The problem is that there are two completly different ways of "use case and scenario" methods/methodologies.
The Ivar Jaccobson one (also used in the book Advanced Use Case Modeling) and the Alistair Cockburn approach --
http://alistair.cockburn.us -- (also described in Bernd Oestereichers Book OOSE Object Oriented Software Engineering).
Rule of thumb:
A Use Case has a textual description with branches (alternate pathes, error handling). Such a description can be transformed into an activity diagram.
A Scenario has a textual description as well, but without any branch conditions. It has associated sample data (use able to make a test case). The "way" through the Scenario is one possible path through the Use Case (so you define which path is choosen at every branch point by defining suitable data). A scenario is best described with a sequence diagram.
Note: I never use sequence diagrams with branches (which are possible according to UML).
Both diagram types can be used to discribe more than I proposed above and both can be used to describe simpler or different stuff.
I would also opt for a)

However I did not understand the <<include>> remark.
Well ... the standard dependencies <<include>> and <<extend>> are defined different everywhere anyway ... <<extend>> e.g. has a complete different meaning depending wether you use Ivar Jaccobsons or Alistair Cockburns method to describe use cases.
So for <<include>> I can only say: the usecase which is included usually can not stand for it self. Include in terms of use case modeling is analogous to calling a function/method in terms of programming. While a function can stand alone ... it simply serves no purpose alone. A use case which is ment to be included often usually has no human actor associated, but only device actors. That means, it is never used individually as stand alone use case.
Example: famous ATM machine. Use Case might be: "withdraw money", "check account balance", "wire transfer money" and in USA: "deposite money". All can be triggered by the user/customer. So ... no "identify" use case so far. But all or one of the use cases likely has a <<include>> relation to "identify customer".
Rule of thumb: only "extract" use cases for later <<include>> reference which you plan to reference often and unchanged.
In short Use Case modeling is synthesis, not analysisHe he, I think that confuses the novice reader. But from a philosophical standpoint its right. You can "design/synthesize" with use cases as good as with classes. Every single method in classes can be split into more fine grained methods. The fine grained methods can be moved to (and delegated to) aggregated classes (<<included>> use cases) or to super or sub clases ((extensionpoint foo) and <<extend>>)

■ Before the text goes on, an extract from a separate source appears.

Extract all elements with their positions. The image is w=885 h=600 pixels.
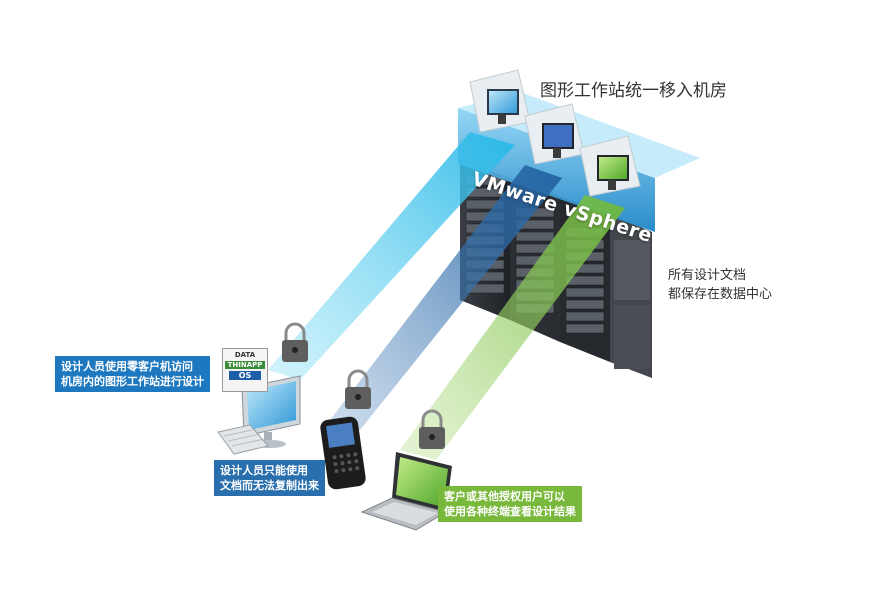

Anyway, what ever you want to do: keep the sequence diagrams aas simple as possible. It does not matter if you find 5 use cases with 6 scenarios each or wether you find 6 use cases with 5 scenarios each. The worst case is: you find X use cases with *one* scenario each!! But if your analysis is correct: all scenarios together show all ways to use your final system.
The art is t find a minimum set of usse cases with a suitable way to describe them and easy scenarios. Because then the implementation will be more easy.
Greetings,
angel'o'sphere
P.S.
TrtnJohn e.g. has his opinion because he (obviously to me) uses the Alistair Cockbun approach, sargasso likely as well. Their posts are fine nevertheless.